Netzträume

HandelsblattWas die FAZ kann, kann das Handelsblatt schon lange: Und was dem einen sein zweites Web-Wunder, ist dem anderen die Serie Neue Netzträume. (Nebenbei bemerkt, liebes Handelsblatt: Ist eine auch online auffindbare Startseite für die Serie wirklich zuviel verlangt? Wie das geht, zeigen die Kollegen bei der FAZ. Die Popup-Grafik bei Euch rockt wirklich nicht. Die Adresse musste ich aus dem gedruckten Blatt abschreiben.)

In der heutigen 4. Folge befasst sich Tanja Kewes mit dem Einzelhandel. Zentrale Botschaft: Immer mehr Umsatz wandert vom stationären Handel und dem klassischen Versandgeschäft ins Web. Von dieser Entwicklung profitieren vor allem die großen Handelsunternehmen (Otto, KarstadtQuelle, Tchibo). Für alle anderen bleiben Ebay und das Amazon-Partnerprogramm. Lebensmittel gehen im Web gar nicht. Wachstum findet derzeit bei Software und digitaler Musik statt.

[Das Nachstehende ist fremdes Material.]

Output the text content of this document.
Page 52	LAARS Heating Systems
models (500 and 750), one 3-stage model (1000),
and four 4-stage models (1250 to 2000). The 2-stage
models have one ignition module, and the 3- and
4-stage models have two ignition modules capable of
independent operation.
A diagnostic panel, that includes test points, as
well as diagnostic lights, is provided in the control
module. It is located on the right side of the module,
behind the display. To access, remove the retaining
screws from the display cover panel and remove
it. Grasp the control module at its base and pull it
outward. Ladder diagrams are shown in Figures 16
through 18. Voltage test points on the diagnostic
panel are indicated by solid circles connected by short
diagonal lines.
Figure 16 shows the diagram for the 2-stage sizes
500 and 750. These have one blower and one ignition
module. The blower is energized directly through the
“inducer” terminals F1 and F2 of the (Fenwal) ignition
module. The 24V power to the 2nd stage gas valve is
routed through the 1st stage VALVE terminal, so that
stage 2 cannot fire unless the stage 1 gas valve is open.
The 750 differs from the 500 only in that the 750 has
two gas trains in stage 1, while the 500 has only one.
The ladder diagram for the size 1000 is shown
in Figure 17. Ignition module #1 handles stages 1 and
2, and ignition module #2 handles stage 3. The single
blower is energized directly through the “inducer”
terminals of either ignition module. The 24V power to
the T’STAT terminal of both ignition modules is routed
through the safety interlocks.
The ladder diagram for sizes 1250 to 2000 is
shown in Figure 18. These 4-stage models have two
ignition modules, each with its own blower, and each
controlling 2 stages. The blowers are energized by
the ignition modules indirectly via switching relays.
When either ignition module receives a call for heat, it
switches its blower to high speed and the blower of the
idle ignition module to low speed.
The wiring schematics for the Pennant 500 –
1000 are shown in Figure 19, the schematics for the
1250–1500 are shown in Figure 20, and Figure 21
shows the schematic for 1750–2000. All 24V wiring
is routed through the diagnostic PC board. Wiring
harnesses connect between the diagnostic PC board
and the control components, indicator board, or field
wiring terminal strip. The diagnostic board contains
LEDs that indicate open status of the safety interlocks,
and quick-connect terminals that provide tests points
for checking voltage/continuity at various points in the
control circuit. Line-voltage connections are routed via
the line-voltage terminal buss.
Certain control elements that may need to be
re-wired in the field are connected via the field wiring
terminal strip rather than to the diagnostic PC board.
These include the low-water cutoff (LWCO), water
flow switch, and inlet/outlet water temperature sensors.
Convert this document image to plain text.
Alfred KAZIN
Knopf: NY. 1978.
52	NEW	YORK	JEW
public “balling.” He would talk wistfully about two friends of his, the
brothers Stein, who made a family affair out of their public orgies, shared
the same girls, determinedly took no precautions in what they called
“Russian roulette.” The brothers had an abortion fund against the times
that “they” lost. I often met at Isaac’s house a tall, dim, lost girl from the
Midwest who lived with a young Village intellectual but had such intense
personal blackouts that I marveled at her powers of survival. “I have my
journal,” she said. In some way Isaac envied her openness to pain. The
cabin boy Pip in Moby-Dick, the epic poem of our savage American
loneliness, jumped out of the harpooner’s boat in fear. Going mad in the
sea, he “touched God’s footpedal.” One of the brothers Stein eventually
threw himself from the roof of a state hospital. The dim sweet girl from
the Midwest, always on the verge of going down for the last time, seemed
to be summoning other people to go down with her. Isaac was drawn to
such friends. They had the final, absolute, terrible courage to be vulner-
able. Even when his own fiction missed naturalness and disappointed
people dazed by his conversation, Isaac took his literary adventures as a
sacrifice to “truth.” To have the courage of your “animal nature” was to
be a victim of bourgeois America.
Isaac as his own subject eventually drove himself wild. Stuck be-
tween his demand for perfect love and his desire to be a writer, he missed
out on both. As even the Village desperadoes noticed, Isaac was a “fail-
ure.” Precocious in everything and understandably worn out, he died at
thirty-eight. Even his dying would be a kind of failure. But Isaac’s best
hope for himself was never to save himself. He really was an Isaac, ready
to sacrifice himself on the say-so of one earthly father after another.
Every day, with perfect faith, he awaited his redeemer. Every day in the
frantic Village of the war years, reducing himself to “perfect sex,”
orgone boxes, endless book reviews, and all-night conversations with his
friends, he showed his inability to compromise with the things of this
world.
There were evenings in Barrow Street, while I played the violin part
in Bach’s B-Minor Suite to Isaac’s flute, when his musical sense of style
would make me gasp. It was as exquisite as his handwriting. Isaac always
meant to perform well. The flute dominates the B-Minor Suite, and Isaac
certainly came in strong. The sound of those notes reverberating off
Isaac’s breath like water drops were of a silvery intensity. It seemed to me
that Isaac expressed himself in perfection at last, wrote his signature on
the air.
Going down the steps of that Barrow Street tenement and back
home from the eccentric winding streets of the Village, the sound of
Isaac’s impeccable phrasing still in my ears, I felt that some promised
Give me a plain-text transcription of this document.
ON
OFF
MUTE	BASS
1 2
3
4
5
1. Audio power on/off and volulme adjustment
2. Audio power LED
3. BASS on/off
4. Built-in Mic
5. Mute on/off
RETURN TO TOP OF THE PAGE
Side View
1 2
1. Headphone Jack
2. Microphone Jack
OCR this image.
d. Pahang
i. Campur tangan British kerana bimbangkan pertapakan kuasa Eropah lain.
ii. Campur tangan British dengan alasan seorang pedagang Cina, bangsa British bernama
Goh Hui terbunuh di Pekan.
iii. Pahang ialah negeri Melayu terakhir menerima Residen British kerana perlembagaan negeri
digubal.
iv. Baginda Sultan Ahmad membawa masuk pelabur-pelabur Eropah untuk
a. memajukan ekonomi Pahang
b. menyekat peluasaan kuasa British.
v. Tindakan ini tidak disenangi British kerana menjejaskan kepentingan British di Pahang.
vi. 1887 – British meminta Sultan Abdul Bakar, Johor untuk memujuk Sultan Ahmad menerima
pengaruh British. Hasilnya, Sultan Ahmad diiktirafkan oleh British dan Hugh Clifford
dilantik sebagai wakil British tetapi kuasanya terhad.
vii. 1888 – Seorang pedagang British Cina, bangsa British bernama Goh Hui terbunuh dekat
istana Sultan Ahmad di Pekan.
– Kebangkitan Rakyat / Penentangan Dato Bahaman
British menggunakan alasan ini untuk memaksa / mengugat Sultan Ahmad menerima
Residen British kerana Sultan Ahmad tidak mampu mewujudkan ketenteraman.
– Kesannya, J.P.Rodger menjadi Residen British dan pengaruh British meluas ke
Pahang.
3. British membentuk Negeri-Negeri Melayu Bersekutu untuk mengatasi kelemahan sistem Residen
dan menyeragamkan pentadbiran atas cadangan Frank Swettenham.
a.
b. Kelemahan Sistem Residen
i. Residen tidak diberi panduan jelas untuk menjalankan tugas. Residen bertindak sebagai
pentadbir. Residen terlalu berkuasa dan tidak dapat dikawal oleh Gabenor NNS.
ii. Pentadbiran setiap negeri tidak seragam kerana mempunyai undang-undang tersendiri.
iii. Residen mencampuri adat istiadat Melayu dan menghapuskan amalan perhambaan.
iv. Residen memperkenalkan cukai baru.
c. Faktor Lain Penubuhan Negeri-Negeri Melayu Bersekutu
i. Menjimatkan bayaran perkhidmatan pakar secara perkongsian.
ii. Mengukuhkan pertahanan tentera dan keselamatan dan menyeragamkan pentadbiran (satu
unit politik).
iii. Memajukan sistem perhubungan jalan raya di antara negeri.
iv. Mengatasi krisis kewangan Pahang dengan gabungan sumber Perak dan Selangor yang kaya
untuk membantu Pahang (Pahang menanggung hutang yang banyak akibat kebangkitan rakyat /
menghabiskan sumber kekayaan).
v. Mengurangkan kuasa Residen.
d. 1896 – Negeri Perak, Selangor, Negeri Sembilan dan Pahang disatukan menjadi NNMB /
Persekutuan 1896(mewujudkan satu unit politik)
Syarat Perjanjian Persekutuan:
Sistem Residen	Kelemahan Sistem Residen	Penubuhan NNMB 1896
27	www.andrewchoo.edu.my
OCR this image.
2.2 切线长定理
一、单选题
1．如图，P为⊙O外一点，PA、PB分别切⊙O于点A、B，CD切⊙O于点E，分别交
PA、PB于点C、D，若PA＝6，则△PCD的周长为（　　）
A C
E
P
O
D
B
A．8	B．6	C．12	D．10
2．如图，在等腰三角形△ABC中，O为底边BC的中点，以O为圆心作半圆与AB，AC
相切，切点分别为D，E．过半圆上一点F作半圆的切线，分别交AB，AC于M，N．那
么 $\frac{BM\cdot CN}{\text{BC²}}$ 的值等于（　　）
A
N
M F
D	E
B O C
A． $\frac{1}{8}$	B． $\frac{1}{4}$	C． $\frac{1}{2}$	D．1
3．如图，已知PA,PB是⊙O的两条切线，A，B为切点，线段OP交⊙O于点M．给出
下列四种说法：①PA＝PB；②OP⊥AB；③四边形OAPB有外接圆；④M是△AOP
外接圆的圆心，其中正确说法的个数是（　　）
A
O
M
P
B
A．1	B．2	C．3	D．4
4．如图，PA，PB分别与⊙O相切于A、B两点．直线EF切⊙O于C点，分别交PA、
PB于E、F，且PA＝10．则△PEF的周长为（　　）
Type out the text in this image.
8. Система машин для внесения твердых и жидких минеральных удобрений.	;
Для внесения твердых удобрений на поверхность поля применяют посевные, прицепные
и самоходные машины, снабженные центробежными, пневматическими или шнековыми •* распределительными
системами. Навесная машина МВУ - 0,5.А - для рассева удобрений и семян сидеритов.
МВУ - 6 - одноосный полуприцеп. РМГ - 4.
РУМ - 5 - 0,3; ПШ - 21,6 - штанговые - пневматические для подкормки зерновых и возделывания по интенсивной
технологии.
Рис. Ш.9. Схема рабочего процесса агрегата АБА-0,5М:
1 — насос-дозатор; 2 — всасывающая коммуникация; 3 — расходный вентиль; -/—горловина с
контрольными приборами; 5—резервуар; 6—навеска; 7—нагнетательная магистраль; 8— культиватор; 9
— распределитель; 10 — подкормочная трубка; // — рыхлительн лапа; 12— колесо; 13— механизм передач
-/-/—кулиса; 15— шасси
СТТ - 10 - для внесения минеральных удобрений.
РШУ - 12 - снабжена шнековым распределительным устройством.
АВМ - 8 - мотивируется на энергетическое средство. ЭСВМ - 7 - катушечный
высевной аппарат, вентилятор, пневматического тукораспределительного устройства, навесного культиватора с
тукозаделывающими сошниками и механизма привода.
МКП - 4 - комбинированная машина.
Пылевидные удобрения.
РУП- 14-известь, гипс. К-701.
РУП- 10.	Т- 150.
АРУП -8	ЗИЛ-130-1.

Otto trägt mit 2,2 Mrd. Euro Online-Umsatz im Jahr 2004 rund ein Viertel zum gesamten Umsatzvolumen bei. In ähnlicher Höhe bewegen sich übrigens die Zahlen von KarstadtQuelle: Bis Ende Juli erreichten die Internet-Portale aus dem Reich des Thomas Middelhoff ein Bestellvolumen von 1,03 Mrd. Euro.

Der erste simyo-Klon

Debitel_lightVoilà, der erste echte simyo-Klon ist am Start: Einheitspreis, keine Subvention, keine Beratung. Doch halt – wer die Website von Debitel light aufruft, blickt in die Augen eines weiblichen Avatars. Er möchte beraten. So ganz scheint man bei Debitel dem selbstinformierten Konsumenten also nicht zu trauen. Welche Fragen den vor allem männlichen Testern so im Hirn rumschwirren, läßt sich schön im Teltarif-Forum nachlesen. Diese kleine Feldstudie beweist wieder einmal, wie wichtig Unterhaltung als Unterscheidungsfaktor im E-Commerce ist. Doch es tauchen neue Fragen auf: Wird Cycosmos wiederbelebt? War SIMone mal mit E-Cyas zusammen, und kennt sie eigentlich Eve?

Renaissance der Software

Für einen Trend ist es vielleicht zu früh, aber jedesmal, wenn ich über iTunes lese, frage ich mich, warum es niemand thematisiert: Einige E-Business-Modelle setzen nicht mehr auf Websites als Geschäftsplattform, sondern auf Stand Alone Software mit Internetanbindung. Der Musikshop ist das prägnanteste Beispiel, mir fallen aber mindestens noch Google Earth, Skype und Kazaa ein. Interessant ist der Trend deshalb, weil einerseits die Hürde zur Nutzung sehr hoch angesetzt wird – wer lädt sich schon gerne ein 20MB-Monster auf die Platte, um ein einzelnes Lied zu erwerben. Anderseits ist der Mehrwert offensichtlich. Formfaktor, Bedienqualität, Geschwindigkeit und Leistungsumfang sind deutlich besser als bei HTML- oder flashbasierten Applikationen. iTunes hat die Meßlatte in allen Punkten nochmals deutlich höher gehängt. Stehen wir also vor einer Renaissance der Software, jetzt inklusive Interaktivität?

Wunder

Erinnert sich noch jemand außer mir an jenen Song von Nena?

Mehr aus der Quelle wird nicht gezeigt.